What will happen if I feed a UA741 op-amp lower negative supply voltage than recommended?

Question

I have a few UA741 op-amps which I need to use in differential op-amp configurations with Vref set so as to bias the input (2.5V AC pk-pk @ 50Hz) to a baseline of 2.5V. The output is to be connected to an ADC.

I have a 12V DC supply available for the supply rails.

I need the output to be able to reach at least 5V, therefore I want the positive rail to be around 7-8V. That leaves me with 4-5V on the negative rail. As stated in the datasheet, the minimum recommended negative supply voltage is 5V.

I have two questions:

1. How much voltage should be supplied to the positive rail to ensure that the op-amp can output 5V? How can I find this value from the datasheet?
2. Will there be any significant damage to the op-amp if I input less than the recommended voltage for the negative rail? (I don't need negative output)

Answer 1

This is not generally a good idea (death to your ADC) so let's walk through the problem.

Looking at the DS on page 5: -

• For a positive rail of 15 volts the maximum guaranteed output is +12 volts
• But typically it could be +14 volts

Let's say you decide that the +12 V figure is best (you are guaranteed no more than a 3 V drop from the positive rail). You would use a +8 V rail and be able to generate a peak signal of +5 V.

Now, you build the circuit, put an input on the 741 and destroy the ADC. Why does it destroy the ADC you might wonder - it's because the 741 is able to provide between +5 V (guaranteed) and +7 V (typical) to the ADC and +7 V is likely to exceed the maximum rating on input voltages that your ADC can safely handle. No matter how careful you are at putting the right sized signal into the 741, you will eventually destroy the ADC (unless it has good input overload specs). You might even destroy the ADC in the first milli second you apply power to the (really crappy) 741.

The proper way to do this is use a rail-to-rail op-amp driving the ADC. Yes you lose maybe 50 mV at the top (+5 V) and 50 mV at the bottom (0 V) leaving you with a span of 4.9 volts but this is the price you must pay.

Same problem with the negative rail. Yes you can find a negative rail to work for your op-amp but you are going to likely destroy the ADC with excessive negative voltages.

From a different angle, try looking at the ADC data sheet and see what it says the usable range is - there may be a zero offset figure of several millivolts and this tells you that the lowest several mV of the ADC input is likely unusable.
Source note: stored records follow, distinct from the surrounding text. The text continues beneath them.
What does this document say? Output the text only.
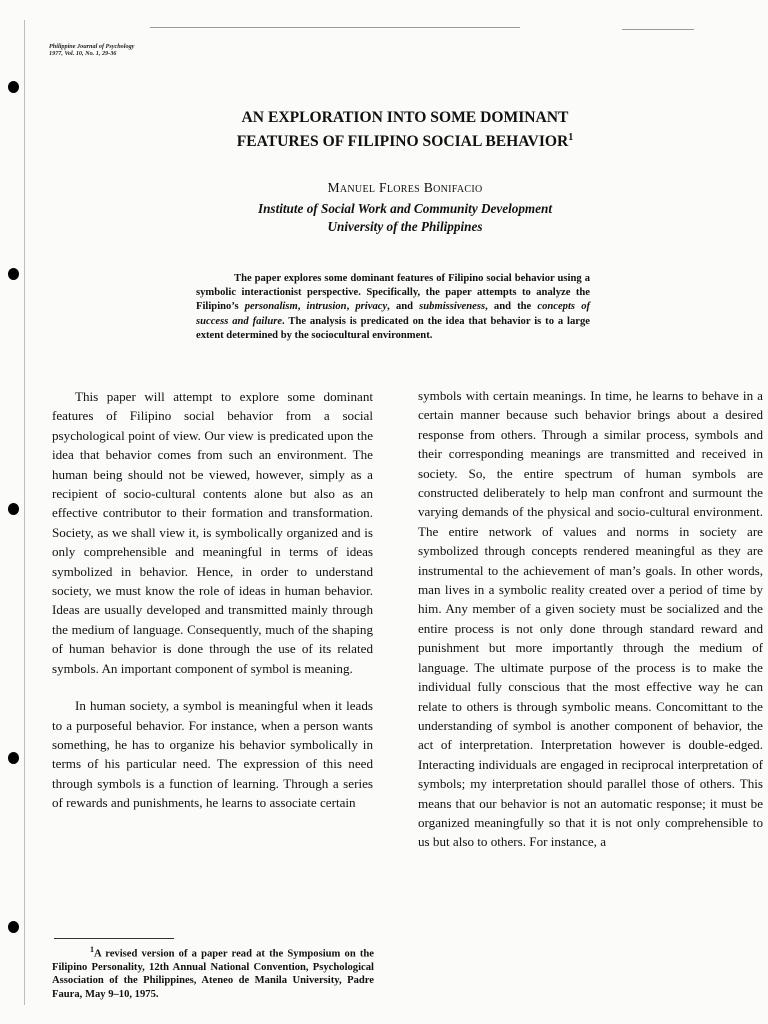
Philippine Journal of Psychology
1977, Vol. 10, No. 1, 29-36
AN EXPLORATION INTO SOME DOMINANT
FEATURES OF FILIPINO SOCIAL BEHAVIOR$^1$
Manuel Flores Bonifacio
Institute of Social Work and Community Development
University of the Philippines
The paper explores some dominant features of Filipino social behavior using a symbolic interactionist perspective. Specifically, the paper attempts to analyze the Filipino’s personalism, intrusion, privacy, and submissiveness, and the concepts of success and failure. The analysis is predicated on the idea that behavior is to a large extent determined by the sociocultural environment.

This paper will attempt to explore some dominant features of Filipino social behavior from a social psychological point of view. Our view is predicated upon the idea that behavior comes from such an environment. The human being should not be viewed, however, simply as a recipient of socio-cultural contents alone but also as an effective contributor to their formation and transformation. Society, as we shall view it, is symbolically organized and is only comprehensible and meaningful in terms of ideas symbolized in behavior. Hence, in order to understand society, we must know the role of ideas in human behavior. Ideas are usually developed and transmitted mainly through the medium of language. Consequently, much of the shaping of human behavior is done through the use of its related symbols. An important component of symbol is meaning.

In human society, a symbol is meaningful when it leads to a purposeful behavior. For instance, when a person wants something, he has to organize his behavior symbolically in terms of his particular need. The expression of this need through symbols is a function of learning. Through a series of rewards and punishments, he learns to associate certain

symbols with certain meanings. In time, he learns to behave in a certain manner because such behavior brings about a desired response from others. Through a similar process, symbols and their corresponding meanings are transmitted and received in society. So, the entire spectrum of human symbols are constructed deliberately to help man confront and surmount the varying demands of the physical and socio-cultural environment. The entire network of values and norms in society are symbolized through concepts rendered meaningful as they are instrumental to the achievement of man’s goals. In other words, man lives in a symbolic reality created over a period of time by him. Any member of a given society must be socialized and the entire process is not only done through standard reward and punishment but more importantly through the medium of language. The ultimate purpose of the process is to make the individual fully conscious that the most effective way he can relate to others is through symbolic means. Concomittant to the understanding of symbol is another component of behavior, the act of interpretation. Interpretation however is double-edged. Interacting individuals are engaged in reciprocal interpretation of symbols; my interpretation should parallel those of others. This means that our behavior is not an automatic response; it must be organized meaningfully so that it is not only comprehensible to us but also to others. For instance, a

$^1$A revised version of a paper read at the Symposium on the Filipino Personality, 12th Annual National Convention, Psychological Association of the Philippines, Ateneo de Manila University, Padre Faura, May 9–10, 1975.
There may also be an ADC gain tolerance that prevents you using to top several mV so, even if you had the perfect input signal to the ADC, you can never guarantee that you can use the whole range.

How big a deal is this? OK so you limit your input range to say 4.8 volts out of 5 volts - that's 96% coverage. Let's say your ADC is 12 bit. Your coverage is 96% of 4096 = 3932 LSbs. Take the log of 3932 and divide by log2 to get the actual usable number of bits i.e. 11.94. Not much of a compromise is it?

If you look at most ADC specs, you will find that they specify SNR (signal to noise ratio or other AC performances) with an input signal that is typically 0.5 dB down on theoretical full-scale. How much is 0.5 dB down in real numbers for a theoretical 5V span?

It's 94.4% so don't get hung up on this and don't try overdriving your ADC.

Answer 2

If you put 12 volts across the positive and negative supply inputs of the op amp, it's going to operate the same regardless of whether you choose to call those values +6 and -6, +12 and 0, or +8 and -4. The 741 can only output about 3 volts from each rail. (You can find this in the data sheet by noting that the maximum output voltage with a +15V positive supply is +12V, and similarly on the negative side.) You said you don't need negative output, so splitting your supply into +8V and -4V, or +9V and -3V, would give you the 0-5V output range you need.

Or get a different op amp. The TI 2471/2/4 for example will run on a 5V single supply and can output within a few tens of millivolts of both rails.